TO improve ties between Myanmar and the USA the American Chamber of Commerce Myanmar, the National Foreign Trade Council, the US-ASEAN Business Council, the United States Chambers of Commerce and the United States Council of International Business called for the US government to ease sanctions on Myanmar last month.
Members of the US business community supported Obama’s engagement in Myanmar thus far, including the lifting of import bans, the easing of finance and investment bans, the opening of a USAID office and extending both the OPIC (Overseas Private Investment Corporation) and the Export-Import Bank support.
The letter also pointed to the positive election results in November—in which Daw Aung San Suu Kyi’s National League for Democracy won a vast majority of parliamentary seats.
Vice President U Nyan Tun asked the Obama administration to lift the US sanctions on Myanmar at the meeting of Southeast Asian leaders in California in mid February.
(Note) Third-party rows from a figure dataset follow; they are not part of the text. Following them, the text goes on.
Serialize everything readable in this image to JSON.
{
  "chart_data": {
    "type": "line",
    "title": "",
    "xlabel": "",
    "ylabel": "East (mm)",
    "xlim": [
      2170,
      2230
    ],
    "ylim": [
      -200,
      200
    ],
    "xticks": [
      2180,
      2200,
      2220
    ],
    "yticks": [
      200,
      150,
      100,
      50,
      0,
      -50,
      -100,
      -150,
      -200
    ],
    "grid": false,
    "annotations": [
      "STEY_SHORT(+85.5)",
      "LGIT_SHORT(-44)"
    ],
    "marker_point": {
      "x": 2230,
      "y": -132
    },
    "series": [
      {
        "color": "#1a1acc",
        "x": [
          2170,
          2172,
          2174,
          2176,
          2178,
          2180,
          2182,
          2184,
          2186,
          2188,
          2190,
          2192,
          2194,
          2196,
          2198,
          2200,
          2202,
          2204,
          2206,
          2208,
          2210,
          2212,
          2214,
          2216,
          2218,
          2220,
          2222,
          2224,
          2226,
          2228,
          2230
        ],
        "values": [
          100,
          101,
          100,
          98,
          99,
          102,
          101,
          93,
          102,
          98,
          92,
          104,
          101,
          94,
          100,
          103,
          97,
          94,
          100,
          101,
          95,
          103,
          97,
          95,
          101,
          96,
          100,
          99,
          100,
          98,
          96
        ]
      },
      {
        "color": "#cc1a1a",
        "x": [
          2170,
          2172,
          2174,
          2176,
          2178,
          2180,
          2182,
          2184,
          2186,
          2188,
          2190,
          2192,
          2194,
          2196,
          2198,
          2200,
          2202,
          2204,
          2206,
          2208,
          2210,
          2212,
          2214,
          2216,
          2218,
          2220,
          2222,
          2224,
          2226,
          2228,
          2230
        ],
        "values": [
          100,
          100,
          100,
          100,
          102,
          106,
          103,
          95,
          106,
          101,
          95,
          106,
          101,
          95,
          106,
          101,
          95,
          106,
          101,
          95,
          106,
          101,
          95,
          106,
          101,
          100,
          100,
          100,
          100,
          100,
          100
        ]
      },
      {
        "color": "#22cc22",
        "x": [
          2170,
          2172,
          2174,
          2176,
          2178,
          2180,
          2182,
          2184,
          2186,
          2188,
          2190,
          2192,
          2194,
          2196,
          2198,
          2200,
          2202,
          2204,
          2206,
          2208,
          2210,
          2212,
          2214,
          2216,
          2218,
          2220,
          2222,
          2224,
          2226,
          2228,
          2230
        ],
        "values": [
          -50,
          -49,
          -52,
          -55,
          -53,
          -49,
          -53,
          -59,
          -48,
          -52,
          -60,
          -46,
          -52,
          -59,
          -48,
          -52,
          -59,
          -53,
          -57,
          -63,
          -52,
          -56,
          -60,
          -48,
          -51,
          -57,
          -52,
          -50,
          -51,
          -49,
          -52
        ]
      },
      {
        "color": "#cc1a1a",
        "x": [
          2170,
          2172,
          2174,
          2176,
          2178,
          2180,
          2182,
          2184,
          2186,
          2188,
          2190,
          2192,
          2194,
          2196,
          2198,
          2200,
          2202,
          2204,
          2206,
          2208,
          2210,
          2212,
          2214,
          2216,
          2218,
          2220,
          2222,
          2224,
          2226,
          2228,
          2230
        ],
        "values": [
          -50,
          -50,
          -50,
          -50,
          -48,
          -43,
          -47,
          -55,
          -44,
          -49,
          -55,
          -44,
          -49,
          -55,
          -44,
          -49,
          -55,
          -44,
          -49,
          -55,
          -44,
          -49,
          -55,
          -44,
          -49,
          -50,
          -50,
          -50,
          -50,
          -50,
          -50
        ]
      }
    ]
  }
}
U Nyan Tun said that although the US had given economic support to other ASEAN countries, Myanmar had received little developmental assistance because
of the sanctions.
American sanctions on Myanmar were initiated in 1997 when the country was under military rule. It was not until 2012 that the United States restored diplomatic ties with Myanmar, one year after current President U Thein Sein’s quasi-civilian government came to power.
Since last year, the UMFCCI has been urging the US government to re-examine the sanctions list and remove some companies and individuals. This, the body argues, would create a level playing field in Myanmar for US companies with otherwise limited business power.